Due giovani definiti con “totale assenza di valori. Capaci di mettere in atto una violenza spropositata, gratuita e fine a se stessa”. Attorno alle 20e45 di sabato scorso, i due giovanotti hanno aggredito senza motivo più persone. Innanzitutto una donna, bersaglio di pesanti e sconci apprezzamenti mentre lei era in compagnia di un uomo, quest’ultimo solo sfiorato da un pugno.
Fatto più grave però, riguarda la violenza ad anziani e disabili. I due arrestati hanno prima importunato il figlio disabile di una coppia di anziani per poi maltrattare il padre, prima facendolo inginocchiare e poi colpendolo al viso procurandogli una forte perdita di sangue.
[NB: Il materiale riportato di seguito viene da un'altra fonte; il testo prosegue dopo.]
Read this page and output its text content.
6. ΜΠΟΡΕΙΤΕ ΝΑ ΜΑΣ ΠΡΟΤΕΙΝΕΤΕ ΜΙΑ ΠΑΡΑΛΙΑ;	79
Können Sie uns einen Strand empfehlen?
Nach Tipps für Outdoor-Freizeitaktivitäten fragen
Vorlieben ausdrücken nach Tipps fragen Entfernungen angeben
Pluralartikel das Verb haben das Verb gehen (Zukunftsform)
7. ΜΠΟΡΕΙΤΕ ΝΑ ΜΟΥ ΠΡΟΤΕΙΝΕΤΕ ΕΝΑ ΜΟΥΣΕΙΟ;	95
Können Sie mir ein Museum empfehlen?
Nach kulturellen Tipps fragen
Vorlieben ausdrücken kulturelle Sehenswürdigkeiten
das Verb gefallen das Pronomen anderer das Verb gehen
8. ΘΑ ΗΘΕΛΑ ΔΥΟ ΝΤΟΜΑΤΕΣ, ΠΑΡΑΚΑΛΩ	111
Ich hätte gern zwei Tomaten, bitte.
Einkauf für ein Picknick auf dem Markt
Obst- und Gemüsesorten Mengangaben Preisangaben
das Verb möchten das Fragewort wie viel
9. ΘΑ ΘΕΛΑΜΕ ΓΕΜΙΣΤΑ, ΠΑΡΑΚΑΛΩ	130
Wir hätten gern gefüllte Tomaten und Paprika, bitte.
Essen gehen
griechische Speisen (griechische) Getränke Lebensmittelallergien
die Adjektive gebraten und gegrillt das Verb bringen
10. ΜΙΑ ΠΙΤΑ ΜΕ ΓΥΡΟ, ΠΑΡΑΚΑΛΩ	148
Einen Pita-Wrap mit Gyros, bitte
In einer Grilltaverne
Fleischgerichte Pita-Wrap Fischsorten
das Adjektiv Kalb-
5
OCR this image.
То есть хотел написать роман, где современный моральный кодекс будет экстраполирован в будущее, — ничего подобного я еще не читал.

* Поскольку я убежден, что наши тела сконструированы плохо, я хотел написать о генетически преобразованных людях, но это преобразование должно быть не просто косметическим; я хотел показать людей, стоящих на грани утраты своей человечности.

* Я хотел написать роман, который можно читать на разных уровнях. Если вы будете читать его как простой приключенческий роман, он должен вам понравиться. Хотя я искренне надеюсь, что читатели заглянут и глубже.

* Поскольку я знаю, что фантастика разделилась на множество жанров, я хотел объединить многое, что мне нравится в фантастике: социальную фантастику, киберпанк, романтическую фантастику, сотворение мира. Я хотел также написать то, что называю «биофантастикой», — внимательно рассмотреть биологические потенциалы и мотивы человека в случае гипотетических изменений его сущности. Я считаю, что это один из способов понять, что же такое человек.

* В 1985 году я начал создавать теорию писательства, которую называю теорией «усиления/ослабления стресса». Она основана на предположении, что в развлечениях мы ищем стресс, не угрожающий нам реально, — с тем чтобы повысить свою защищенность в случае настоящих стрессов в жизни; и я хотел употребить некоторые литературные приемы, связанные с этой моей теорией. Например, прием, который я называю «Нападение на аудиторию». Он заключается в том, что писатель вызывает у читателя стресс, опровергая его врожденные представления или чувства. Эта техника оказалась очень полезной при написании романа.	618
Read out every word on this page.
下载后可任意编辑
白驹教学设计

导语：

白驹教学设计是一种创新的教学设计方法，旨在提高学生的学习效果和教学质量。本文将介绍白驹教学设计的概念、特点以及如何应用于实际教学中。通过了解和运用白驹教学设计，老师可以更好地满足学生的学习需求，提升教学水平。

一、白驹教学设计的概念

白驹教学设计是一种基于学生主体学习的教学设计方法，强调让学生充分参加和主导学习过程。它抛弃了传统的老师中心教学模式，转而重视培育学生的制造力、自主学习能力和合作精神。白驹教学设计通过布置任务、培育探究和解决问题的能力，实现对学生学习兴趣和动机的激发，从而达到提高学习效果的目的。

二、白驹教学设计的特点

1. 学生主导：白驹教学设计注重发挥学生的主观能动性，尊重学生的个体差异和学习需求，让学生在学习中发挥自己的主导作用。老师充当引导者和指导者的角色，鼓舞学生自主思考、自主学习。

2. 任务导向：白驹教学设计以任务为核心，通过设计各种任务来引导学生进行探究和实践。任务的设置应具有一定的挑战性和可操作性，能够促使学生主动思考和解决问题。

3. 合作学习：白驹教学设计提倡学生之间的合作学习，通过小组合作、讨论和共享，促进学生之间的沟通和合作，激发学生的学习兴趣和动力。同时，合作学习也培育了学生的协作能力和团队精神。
Lesioni giudicate guaribili in 30 giorni. Ma non è tutto. Nel mirino di Coda e Tucci ci è finito pure un ragazzino di appena 14 anni, aggredito e schiaffeggiato mentre parlava al cellulare con la madre. Quest’ultima, sentito il figlio in difficoltà, è giunta immediatamente sul posto assieme ad un’amica. Anche loro sono state aggredite, ma solo verbalmente, con frasi minacciose e offensive.
In tutta questa storia emerge anche un lato positivo, rappresentato dalla denuncia delle vittime che hanno facilitato il lavoro delle forze dell’ordine. “Un ennesimo episodio di bullismo che desta enorme preoccupazione per le modalità con cui è stato posto in essere – commentano gli inquirenti -; un fatto che ha messo in luce l’assoluta assenza di minimi valori di convivenza civile di alcuni giovani”. Coda e Tucci sono stati arrestati e condotti nel carcere di Foggia.